Where Comet Stands in the AI Browser Race
Comet is not alone in this space. The AI browser war is heating up fast.
| Browser | AI Features | Agentic Tasks | Price | Platform |
|---|---|---|---|---|
| Perplexity Comet | Built-in assistant, Deep Research, Voice Mode | Yes | Free (Pro from $20/mo) | Mac, Windows, Android, iOS |
| ChatGPT Atlas | Sidebar chat, Agent Mode | Yes (paid only) | Free tier; Plus $20/mo | macOS only |
| Google Chrome | Gemini integration | Limited | Free; Premium paid | All platforms |
| Microsoft Edge | Copilot Mode | Desktop only | Free | Desktop only for agent features |
| Brave Leo | On-page AI chat | No | Free | All platforms |
On the agentic side, Comet currently holds an edge in mobile AI browsing. Chrome for iOS recently added Gemini integration, but it stops short of completing multi-step tasks on a user’s behalf. Microsoft Edge’s Copilot Mode, meanwhile, remains desktop-only for now.5
AI-powered browsers are growing 60% year-over-year, driven by creators and remote professionals.15 That growth shows this is not a fad. People want browsers that work for them, not just display web pages.
Amazon’s January 2026 lawsuit challenges the browser’s automated shopping capabilities, the first legal action against agentic browser technology.16 That case could shape the future of every AI browser, not just Comet.
With Comet now available on every major platform for free, Perplexity has made its boldest move yet.

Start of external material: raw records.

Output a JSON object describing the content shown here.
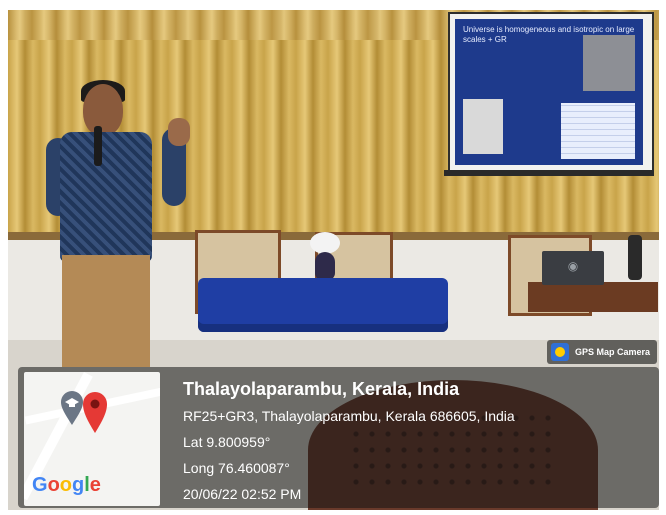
{
  "photo": {
    "slide_title": "Universe is homogeneous and isotropic on large scales + GR"
  },
  "badge": {
    "label": "GPS Map Camera",
    "icon": "gps-map-camera-icon"
  },
  "map": {
    "brand_letters": [
      "G",
      "o",
      "o",
      "g",
      "l",
      "e"
    ],
    "brand_colors": [
      "#4285F4",
      "#EA4335",
      "#FBBC05",
      "#4285F4",
      "#34A853",
      "#EA4335"
    ],
    "pin_red_color": "#e53935",
    "pin_grey_color": "#6b7685"
  },
  "location": {
    "place": "Thalayolaparambu, Kerala, India",
    "address": "RF25+GR3, Thalayolaparambu, Kerala 686605, India",
    "lat": "Lat 9.800959°",
    "long": "Long 76.460087°",
    "datetime": "20/06/22 02:52 PM"
  },
  "colors": {
    "overlay": "rgba(20,20,20,0.55)",
    "curtain": "#c9a44a",
    "tablecloth": "#1f3ea4",
    "slide_bg": "#1e3a8c"
  }
}
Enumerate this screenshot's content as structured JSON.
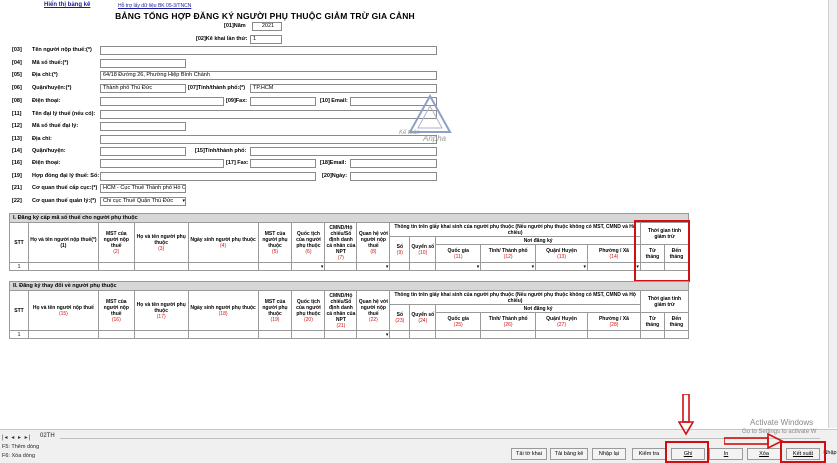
{
  "nav": {
    "link": "Hiển thị bảng kê",
    "sub": "Hỗ trợ lấy dữ liệu BK 05-3/TNCN"
  },
  "form": {
    "title": "BẢNG TỔNG HỢP ĐĂNG KÝ NGƯỜI PHỤ THUỘC GIẢM TRỪ GIA CẢNH",
    "year_label": "[01]Năm",
    "year_value": "2021",
    "times_label": "[02]Kê khai lần thứ:",
    "times_value": "1"
  },
  "fields": {
    "f03": {
      "num": "[03]",
      "label": "Tên người nộp thuế:(*)",
      "value": ""
    },
    "f04": {
      "num": "[04]",
      "label": "Mã số thuế:(*)",
      "value": ""
    },
    "f05": {
      "num": "[05]",
      "label": "Địa chỉ:(*)",
      "value": "64/18 Đường 26, Phường Hiệp Bình Chánh"
    },
    "f06": {
      "num": "[06]",
      "label": "Quận/huyện:(*)",
      "value": "Thành phố Thủ Đức",
      "label2": "[07]Tỉnh/thành phố:(*)",
      "value2": "TP.HCM"
    },
    "f08": {
      "num": "[08]",
      "label": "Điện thoại:",
      "value": "",
      "label2": "[09]Fax:",
      "value2": "",
      "label3": "[10] Email:",
      "value3": ""
    },
    "f11": {
      "num": "[11]",
      "label": "Tên đại lý thuế (nếu có):",
      "value": ""
    },
    "f12": {
      "num": "[12]",
      "label": "Mã số thuế đại lý:",
      "value": ""
    },
    "f13": {
      "num": "[13]",
      "label": "Địa chỉ:",
      "value": ""
    },
    "f14": {
      "num": "[14]",
      "label": "Quận/huyện:",
      "value": "",
      "label2": "[15]Tỉnh/thành phố:",
      "value2": ""
    },
    "f16": {
      "num": "[16]",
      "label": "Điện thoại:",
      "value": "",
      "label2": "[17] Fax:",
      "value2": "",
      "label3": "[18]Email:",
      "value3": ""
    },
    "f19": {
      "num": "[19]",
      "label": "Hợp đồng đại lý thuế: Số:",
      "value": "",
      "label2": "[20]Ngày:",
      "value2": ""
    },
    "f21": {
      "num": "[21]",
      "label": "Cơ quan thuế cấp cục:(*)",
      "value": "HCM - Cục Thuế Thành phố Hồ Chí"
    },
    "f22": {
      "num": "[22]",
      "label": "Cơ quan thuế quản lý:(*)",
      "value": "Chi cục Thuế Quận Thủ Đức"
    }
  },
  "section1": {
    "title": "I. Đăng ký cấp mã số thuế cho người phụ thuộc",
    "stt": "STT",
    "cols": [
      {
        "label": "Họ và tên người nộp thuế(*)",
        "num": "(1)"
      },
      {
        "label": "MST của người nộp thuế",
        "num": "(2)"
      },
      {
        "label": "Họ và tên người phụ thuộc",
        "num": "(3)"
      },
      {
        "label": "Ngày sinh người phụ thuộc",
        "num": "(4)"
      },
      {
        "label": "MST của người phụ thuộc",
        "num": "(5)"
      },
      {
        "label": "Quốc tịch của người phụ thuộc",
        "num": "(6)"
      },
      {
        "label": "CMND/Hộ chiếu/Số định danh cá nhân của NPT",
        "num": "(7)"
      },
      {
        "label": "Quan hệ với người nộp thuế",
        "num": "(8)"
      }
    ],
    "birth_info": "Thông tin trên giấy khai sinh của người phụ thuộc (Nếu người phụ thuộc không có MST, CMND và Hộ chiếu)",
    "so": {
      "label": "Số",
      "num": "(9)"
    },
    "quyenso": {
      "label": "Quyển số",
      "num": "(10)"
    },
    "noidangky": "Nơi đăng ký",
    "sub": [
      {
        "label": "Quốc gia",
        "num": "(11)"
      },
      {
        "label": "Tỉnh/ Thành phố",
        "num": "(12)"
      },
      {
        "label": "Quận/ Huyện",
        "num": "(13)"
      },
      {
        "label": "Phường / Xã",
        "num": "(14)"
      }
    ],
    "time": "Thời gian tính giảm trừ",
    "from": "Từ tháng",
    "to": "Đến tháng",
    "row1": "1"
  },
  "section2": {
    "title": "II. Đăng ký thay đổi về người phụ thuộc",
    "stt": "STT",
    "cols": [
      {
        "label": "Họ và tên người nộp thuế",
        "num": "(15)"
      },
      {
        "label": "MST của người nộp thuế",
        "num": "(16)"
      },
      {
        "label": "Họ và tên người phụ thuộc",
        "num": "(17)"
      },
      {
        "label": "Ngày sinh người phụ thuộc",
        "num": "(18)"
      },
      {
        "label": "MST của người phụ thuộc",
        "num": "(19)"
      },
      {
        "label": "Quốc tịch của người phụ thuộc",
        "num": "(20)"
      },
      {
        "label": "CMND/Hộ chiếu/Số định danh cá nhân của NPT",
        "num": "(21)"
      },
      {
        "label": "Quan hệ với người nộp thuế",
        "num": "(22)"
      }
    ],
    "birth_info": "Thông tin trên giấy khai sinh của người phụ thuộc (Nếu người phụ thuộc không có MST, CMND và Hộ chiếu)",
    "so": {
      "label": "Số",
      "num": "(23)"
    },
    "quyenso": {
      "label": "Quyển số",
      "num": "(24)"
    },
    "noidangky": "Nơi đăng ký",
    "sub": [
      {
        "label": "Quốc gia",
        "num": "(25)"
      },
      {
        "label": "Tỉnh/ Thành phố",
        "num": "(26)"
      },
      {
        "label": "Quận/ Huyện",
        "num": "(27)"
      },
      {
        "label": "Phường / Xã",
        "num": "(28)"
      }
    ],
    "time": "Thời gian tính giảm trừ",
    "from": "Từ tháng",
    "to": "Đến tháng",
    "row1": "1"
  },
  "footer": {
    "sheet_tab": "02TH",
    "hint1": "F5: Thêm dòng",
    "hint2": "F6: Xóa dòng",
    "buttons": [
      "Tải tờ khai",
      "Tải bảng kê",
      "Nhập lại",
      "Kiểm tra",
      "Ghi",
      "In",
      "Xóa",
      "Kết xuất",
      "Nhập"
    ],
    "activate_title": "Activate Windows",
    "activate_sub": "Go to Settings to activate W"
  },
  "watermark": {
    "text": "Anpha",
    "sub": "Kế toán"
  },
  "colors": {
    "highlight": "#d01010",
    "link": "#1a1a9c"
  }
}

The company is betting that the browser of the future is not just a window to the internet but a partner that thinks, acts, and learns alongside you. Whether that excites or worries you probably depends on how much you trust AI with your daily life. Either way, the age of passive browsing is fading. The question now is whether you are ready to let your browser do the heavy lifting.